HR and L&D can contribute to successful implementation of AI by adopting the following three steps.
Stay attentive to trust. It forms the foundation of a competitive and healthy corporate culture. As Carnegie said, “Evidence defeats doubt.” Develop confidence in AI among employees by creating awareness of how it is being used successfully elsewhere. Assess, protect and build trust in senior leadership so that stakeholders can rest assured they will do the right thing when dealing with issues that will inevitably arise, such as ethics, security and privacy.
Bring a people-focused perspective to discussions about the implications of AI on the employee experience and engagement. HR and L&D leaders can sound the alarm when they see potential pitfalls, ensuring they are addressed early in the project.
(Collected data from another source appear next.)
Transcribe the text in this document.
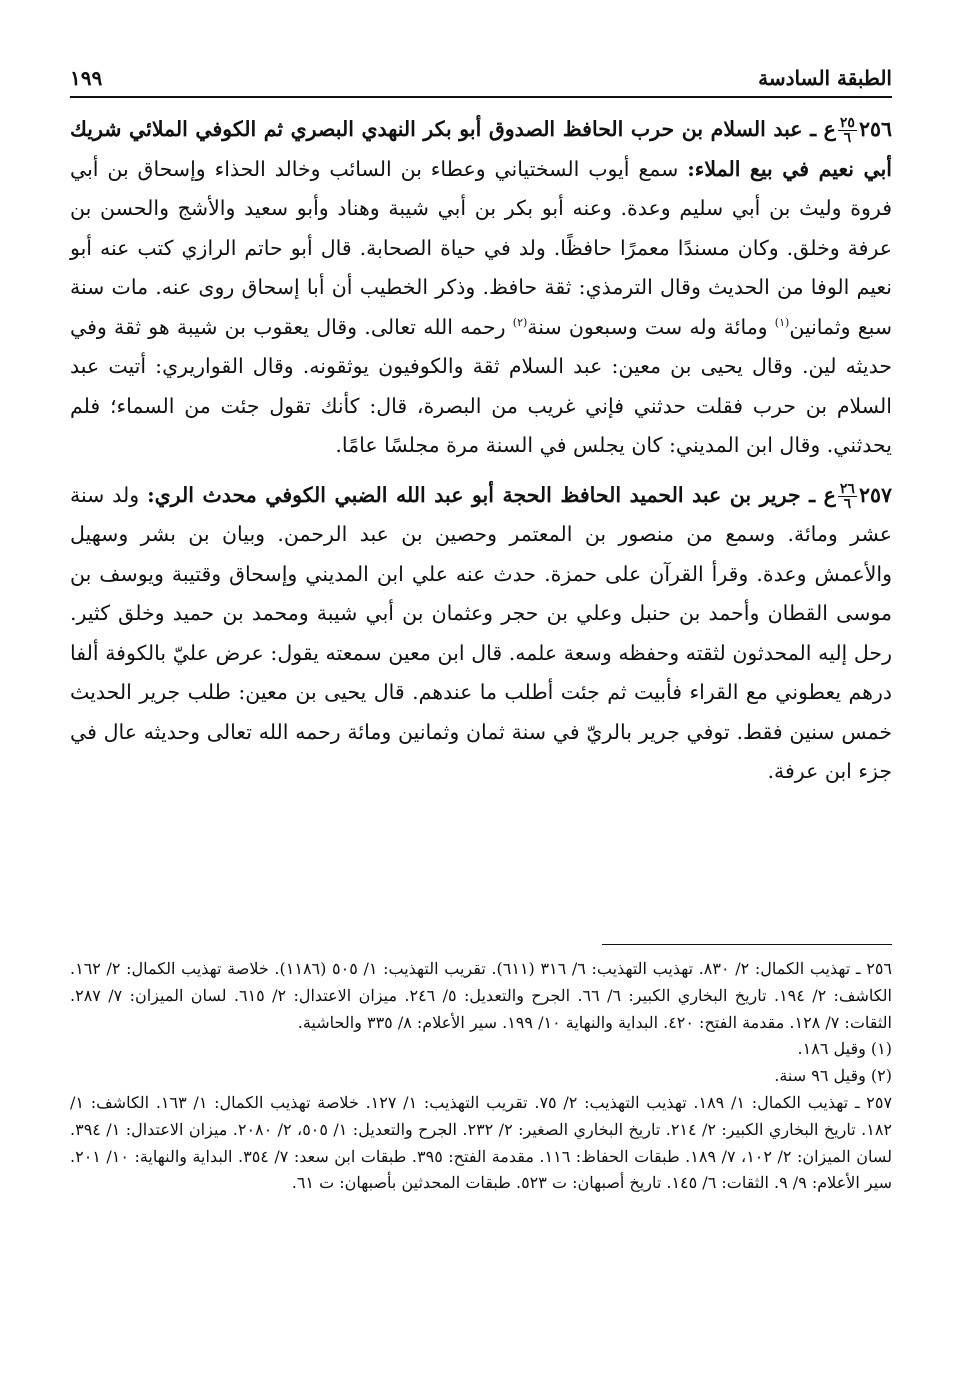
الطبقة السادسة
١٩٩

٢٥٦
$\frac{٢٥}{٦}$
ع ـ عبد السلام بن حرب الحافظ الصدوق أبو بكر النهدي البصري ثم الكوفي الملائي شريك أبي نعيم في بيع الملاء: سمع أيوب السختياني وعطاء بن السائب وخالد الحذاء وإسحاق بن أبي فروة وليث بن أبي سليم وعدة. وعنه أبو بكر بن أبي شيبة وهناد وأبو سعيد والأشج والحسن بن عرفة وخلق. وكان مسندًا معمرًا حافظًا. ولد في حياة الصحابة. قال أبو حاتم الرازي كتب عنه أبو نعيم الوفا من الحديث وقال الترمذي: ثقة حافظ. وذكر الخطيب أن أبا إسحاق روى عنه. مات سنة سبع وثمانين$^{(١)}$ ومائة وله ست وسبعون سنة$^{(٢)}$ رحمه الله تعالى. وقال يعقوب بن شيبة هو ثقة وفي حديثه لين. وقال يحيى بن معين: عبد السلام ثقة والكوفيون يوثقونه. وقال القواريري: أتيت عبد السلام بن حرب فقلت حدثني فإني غريب من البصرة، قال: كأنك تقول جئت من السماء؛ فلم يحدثني. وقال ابن المديني: كان يجلس في السنة مرة مجلسًا عامًا.

٢٥٧
$\frac{٢٦}{٦}$
ع ـ جرير بن عبد الحميد الحافظ الحجة أبو عبد الله الضبي الكوفي محدث الري: ولد سنة عشر ومائة. وسمع من منصور بن المعتمر وحصين بن عبد الرحمن. وبيان بن بشر وسهيل والأعمش وعدة. وقرأ القرآن على حمزة. حدث عنه علي ابن المديني وإسحاق وقتيبة ويوسف بن موسى القطان وأحمد بن حنبل وعلي بن حجر وعثمان بن أبي شيبة ومحمد بن حميد وخلق كثير. رحل إليه المحدثون لثقته وحفظه وسعة علمه. قال ابن معين سمعته يقول: عرض عليّ بالكوفة ألفا درهم يعطوني مع القراء فأبيت ثم جئت أطلب ما عندهم. قال يحيى بن معين: طلب جرير الحديث خمس سنين فقط. توفي جرير بالريّ في سنة ثمان وثمانين ومائة رحمه الله تعالى وحديثه عال في جزء ابن عرفة.

٢٥٦ ـ تهذيب الكمال: ٢/ ٨٣٠. تهذيب التهذيب: ٦/ ٣١٦ (٦١١). تقريب التهذيب: ١/ ٥٠٥ (١١٨٦). خلاصة تهذيب الكمال: ٢/ ١٦٢. الكاشف: ٢/ ١٩٤. تاريخ البخاري الكبير: ٦/ ٦٦. الجرح والتعديل: ٥/ ٢٤٦. ميزان الاعتدال: ٢/ ٦١٥. لسان الميزان: ٧/ ٢٨٧. الثقات: ٧/ ١٢٨. مقدمة الفتح: ٤٢٠. البداية والنهاية ١٠/ ١٩٩. سير الأعلام: ٨/ ٣٣٥ والحاشية.

(١) وقيل ١٨٦.

(٢) وقيل ٩٦ سنة.

٢٥٧ ـ تهذيب الكمال: ١/ ١٨٩. تهذيب التهذيب: ٢/ ٧٥. تقريب التهذيب: ١/ ١٢٧. خلاصة تهذيب الكمال: ١/ ١٦٣. الكاشف: ١/ ١٨٢. تاريخ البخاري الكبير: ٢/ ٢١٤. تاريخ البخاري الصغير: ٢/ ٢٣٢. الجرح والتعديل: ١/ ٥٠٥، ٢/ ٢٠٨٠. ميزان الاعتدال: ١/ ٣٩٤. لسان الميزان: ٢/ ١٠٢، ٧/ ١٨٩. طبقات الحفاظ: ١١٦. مقدمة الفتح: ٣٩٥. طبقات ابن سعد: ٧/ ٣٥٤. البداية والنهاية: ١٠/ ٢٠١. سير الأعلام: ٩/ ٩. الثقات: ٦/ ١٤٥. تاريخ أصبهان: ت ٥٢٣. طبقات المحدثين بأصبهان: ت ٦١.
Also, they can look for opportunities to redesign the remaining work in ways that will strengthen employees’ connection to the organization’s purpose. Company leaders must clearly outline the value proposition in AI for their workforce.
Lay the foundation for success with the right training strategy. With AI’s implications in mind, now is the time for L&D leaders to assess skills gaps and identify how they can help their entire organization level up in the areas that will complement AI’s proficiencies.
There is unquestionably great promise for what can be achieved when people and machines combine their capabilities. Yet despite AI’s potential, most work — at least in the near-term — will still require a combination of human skills and technology, so when the discussion turns to AI, L&D leaders should be speaking up — not stepping out of the conversation.